Photo: NASA-GSFC
Onboard the Nancy Grace Roman Space Telescope is the Wide Field Instrument – a camera with a grism and a prism – which splits light into colors to reveal the chemical and physical properties of celestial objects.
Scientists picked our SuperK supercontinuum lasers and filters to characterize the grism and prism because of its broad wavelength range, the fiber-delivery option, and the high brightness diffraction-limited light.
The superpowers of a SuperK
A broad range of wavelengths
The scientists used a SuperK FIANIUM FIR-20 supercontinuum white light laser with the SELECT monochromator.
They picked this solution for the calibration due to its broad wavelength range of 640 to >2000 nm.
The SELECT could simultaneously output up to eight wavelength lines, each with an average FWHM of around 10 nm, suitable for diffraction efficiency, throughput, and relative radiometric measurements but too wide for encircled energy and spectral resolving power measurements.
Broadband fiber delivery
The SuperK CONNECT couples the SELECT output into endlessly single-mode photonic crystal fibers (LMA-5 and LMA-8) to provide a diffraction-limited point source for the testbed. These fibers deliver light to an elliptical mirror setup that simulates the Roman telescope’s beam.
The setup allows for calibration and characterization of the grism and prism, covering wavelength ranges of 1000-1930 nm and 750-1800 nm, respectively.
High brightness diffraction-limited light
The testbed demonstrated diffraction-limited performance, with alignment and position adjustments simulating different field angles.
This advanced laser produces a broad spectrum of light, making it ideal for testing the grism and prism across a wide range of wavelengths. Its high brightness and stability ensure precise measurements, contributing to the overall accuracy and reliability of the telescope’s instruments.
Detailed panoramic views of the universe
The WFI is a camera that will take images and spectra of the sky in visible and near-infrared wavelengths. It will use a technique called Weak Gravitational Lensing to measure how the gravity of massive structures like clusters of galaxies bends the light from distant sources. This will reveal the distribution and properties of dark matter and dark energy, which affect the expansion and shape of the universe.

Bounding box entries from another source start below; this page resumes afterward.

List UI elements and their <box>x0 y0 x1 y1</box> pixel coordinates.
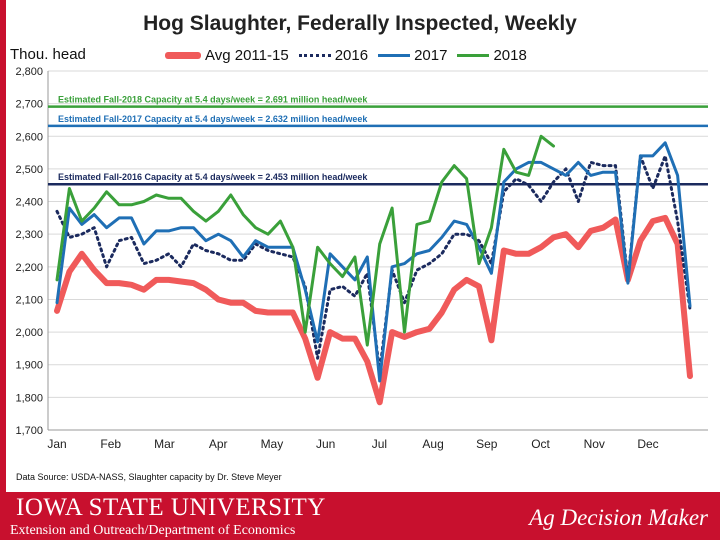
y-tick-label: 2,100 <box>15 294 43 306</box>
x-tick-label: Mar <box>154 437 175 451</box>
x-tick-label: Apr <box>209 437 228 451</box>
capacity-label: Estimated Fall-2017 Capacity at 5.4 days… <box>58 114 368 124</box>
y-tick-label: 1,800 <box>15 392 43 404</box>
legend-item-avg: Avg 2011-15 <box>165 47 289 64</box>
x-tick-label: Jun <box>316 437 335 451</box>
chart-title: Hog Slaughter, Federally Inspected, Week… <box>143 12 577 35</box>
y-axis-label: Thou. head <box>10 46 86 63</box>
x-tick-label: Jan <box>47 437 66 451</box>
y-tick-label: 2,800 <box>15 66 43 78</box>
legend-swatch-2016 <box>298 53 331 57</box>
x-tick-label: Oct <box>531 437 550 451</box>
x-tick-label: Nov <box>584 437 605 451</box>
y-tick-label: 2,400 <box>15 197 43 209</box>
y-tick-label: 2,700 <box>15 99 43 111</box>
legend-swatch-avg <box>165 51 201 59</box>
x-tick-label: Sep <box>476 437 498 451</box>
legend-label-2018: 2018 <box>493 46 527 64</box>
brand-text: Ag Decision Maker <box>529 505 708 530</box>
legend: Avg 2011-15 2016 2017 2018 <box>165 44 537 66</box>
y-tick-label: 2,000 <box>15 327 43 339</box>
series-2017-line <box>55 141 692 383</box>
x-tick-label: May <box>261 437 284 451</box>
y-tick-label: 2,600 <box>15 131 43 143</box>
capacity-label: Estimated Fall-2016 Capacity at 5.4 days… <box>58 172 368 182</box>
chart-plot: 1,700 1,800 1,900 2,000 2,100 2,200 2,300 2,400… <box>15 66 708 451</box>
capacity-label: Estimated Fall-2018 Capacity at 5.4 days… <box>58 95 368 105</box>
legend-item-2018: 2018 <box>457 46 527 64</box>
legend-label-2016: 2016 <box>334 46 369 64</box>
series-avg-line <box>54 214 693 406</box>
y-tick-label: 2,500 <box>15 164 43 176</box>
x-tick-label: Dec <box>637 437 658 451</box>
accent-bar <box>0 0 6 492</box>
x-tick-label: Jul <box>372 437 387 451</box>
x-tick-label: Aug <box>422 437 443 451</box>
department-text: Extension and Outreach/Department of Eco… <box>10 523 296 538</box>
legend-item-2017: 2017 <box>378 47 447 64</box>
x-tick-label: Feb <box>100 437 121 451</box>
legend-label-2017: 2017 <box>414 46 448 64</box>
legend-item-2016: 2016 <box>298 46 369 64</box>
series-2018-line <box>55 134 555 347</box>
y-tick-label: 1,900 <box>15 360 43 372</box>
legend-label-avg: Avg 2011-15 <box>205 46 289 64</box>
data-source-note: Data Source: USDA-NASS, Slaughter capaci… <box>16 472 282 482</box>
y-tick-label: 2,300 <box>15 229 43 241</box>
footer-banner: IOWA STATE UNIVERSITY Extension and Outr… <box>0 492 720 540</box>
university-logo-text: IOWA STATE UNIVERSITY <box>16 494 326 521</box>
legend-swatch-2017 <box>378 53 411 57</box>
series-2016-line <box>55 154 692 373</box>
y-tick-label: 2,200 <box>15 262 43 274</box>
y-tick-label: 1,700 <box>15 425 43 437</box>
legend-swatch-2018 <box>457 53 490 57</box>
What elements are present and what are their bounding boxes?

The WFI will also study the history and structure of galaxies, tracing their formation and evolution over time. By observing millions of galaxies at various distances, the WFI will create a three-dimensional map of the cosmos and examine how galaxies change with their environment. It can also detect planets that are too faint or too far away to be seen by other techniques.

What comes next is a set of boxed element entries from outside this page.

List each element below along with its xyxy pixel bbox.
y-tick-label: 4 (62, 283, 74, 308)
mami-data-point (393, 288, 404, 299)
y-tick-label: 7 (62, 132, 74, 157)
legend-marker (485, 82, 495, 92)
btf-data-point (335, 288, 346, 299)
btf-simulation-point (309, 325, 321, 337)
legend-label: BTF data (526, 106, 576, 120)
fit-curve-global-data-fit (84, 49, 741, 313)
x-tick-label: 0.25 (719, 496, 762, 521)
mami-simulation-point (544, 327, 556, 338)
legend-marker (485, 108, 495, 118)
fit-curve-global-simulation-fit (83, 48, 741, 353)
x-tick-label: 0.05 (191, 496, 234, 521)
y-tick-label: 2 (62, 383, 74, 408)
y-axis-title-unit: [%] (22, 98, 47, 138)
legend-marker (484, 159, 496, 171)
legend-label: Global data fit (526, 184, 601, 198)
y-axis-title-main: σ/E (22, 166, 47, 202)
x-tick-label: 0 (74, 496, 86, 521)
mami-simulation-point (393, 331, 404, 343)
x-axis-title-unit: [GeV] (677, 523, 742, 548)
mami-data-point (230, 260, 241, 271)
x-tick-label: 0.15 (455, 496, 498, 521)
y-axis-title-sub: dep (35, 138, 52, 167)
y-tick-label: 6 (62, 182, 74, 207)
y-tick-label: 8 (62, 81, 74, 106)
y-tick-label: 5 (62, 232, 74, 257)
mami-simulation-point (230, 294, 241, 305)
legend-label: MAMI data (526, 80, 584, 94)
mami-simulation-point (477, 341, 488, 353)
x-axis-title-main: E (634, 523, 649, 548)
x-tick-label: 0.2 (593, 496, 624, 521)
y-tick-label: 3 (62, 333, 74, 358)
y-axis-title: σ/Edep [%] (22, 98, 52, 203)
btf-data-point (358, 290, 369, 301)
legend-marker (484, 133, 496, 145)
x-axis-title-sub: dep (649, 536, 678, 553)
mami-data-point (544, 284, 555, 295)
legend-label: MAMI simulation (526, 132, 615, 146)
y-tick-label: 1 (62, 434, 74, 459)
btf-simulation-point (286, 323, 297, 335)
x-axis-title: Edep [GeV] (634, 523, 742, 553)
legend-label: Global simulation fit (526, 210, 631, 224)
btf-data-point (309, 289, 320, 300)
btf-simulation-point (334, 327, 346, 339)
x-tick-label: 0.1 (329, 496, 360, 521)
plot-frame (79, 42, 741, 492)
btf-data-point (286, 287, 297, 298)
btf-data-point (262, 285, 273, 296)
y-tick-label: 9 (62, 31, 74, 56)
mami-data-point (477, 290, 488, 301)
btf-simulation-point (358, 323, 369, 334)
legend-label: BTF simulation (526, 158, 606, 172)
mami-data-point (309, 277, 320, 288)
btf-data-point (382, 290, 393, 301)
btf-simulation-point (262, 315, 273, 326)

Get the details in the white papers
Spectral characterization of the Grism and Prism slitless spectrometers for the Nancy Grace Roman Space Telescope by Evan Bray, Mateo Batkis, Victor J. Chambers, Margaret Dominguez, Bente Eegholm, Guangjun Gao, Qian Gong, Wesley Halliday, Elias Howe, Jeffrey Kruk, Eliot Malumuth, Sangeeta Malhotra, Catherine Marx, James Rhoads, Maxime Rizzo, Joshua E. Schlieder, Laurie Seide, Eric R. Switzer, and Jay Voris published in Journal of Astronomical Telescopes, Instruments, and Systems, Vol. 10, Issue 1, February 2024.
Spectral characterization of the Grism and Prism slitless spectrometers for the Nancy Grace Roman Space Telescope by Qian Gong, Matthew Bergkoetter, Joshua Berrier, Victor J. Chambers, Margaret Dominguez, Wesley Fincher, John Hagopian, Catherine Marx, and Laurie Seided published in Journal of Astronomical Telescopes, Instruments, and Systems, February 2024.
Want to know more?
Check out NASA’s website to learn more.
NASA’s Roman Mission Completes Key Optical Components.
Who was Nancy Grace Roman?
Nancy Grace Roman was a pioneering American astronomer who played a crucial role in developing the Hubble Space Telescope. Born in 1925, she earned a Ph.D. in astronomy from the University of Chicago and became one of NASA’s first female executives.
She was deeply involved in establishing NASA’s astronomy program and advocating for space-based telescopes, leading to the success of Hubble. To honor her contributions, NASA named the Nancy Grace Roman Space Telescope after her. This mission will launch in 2027 and aims to explore dark energy, dark matter, and exoplanets, providing a wide-field view of the universe with unprecedented detail.
The Nancy Grace Roman Space Telescope will have a 2.4-meter primary mirror, similar in size to the Hubble Space Telescope, but with a much wider field of view. The telescope will also carry scientific instruments – one of them is the Wide Field Instrument (WFI).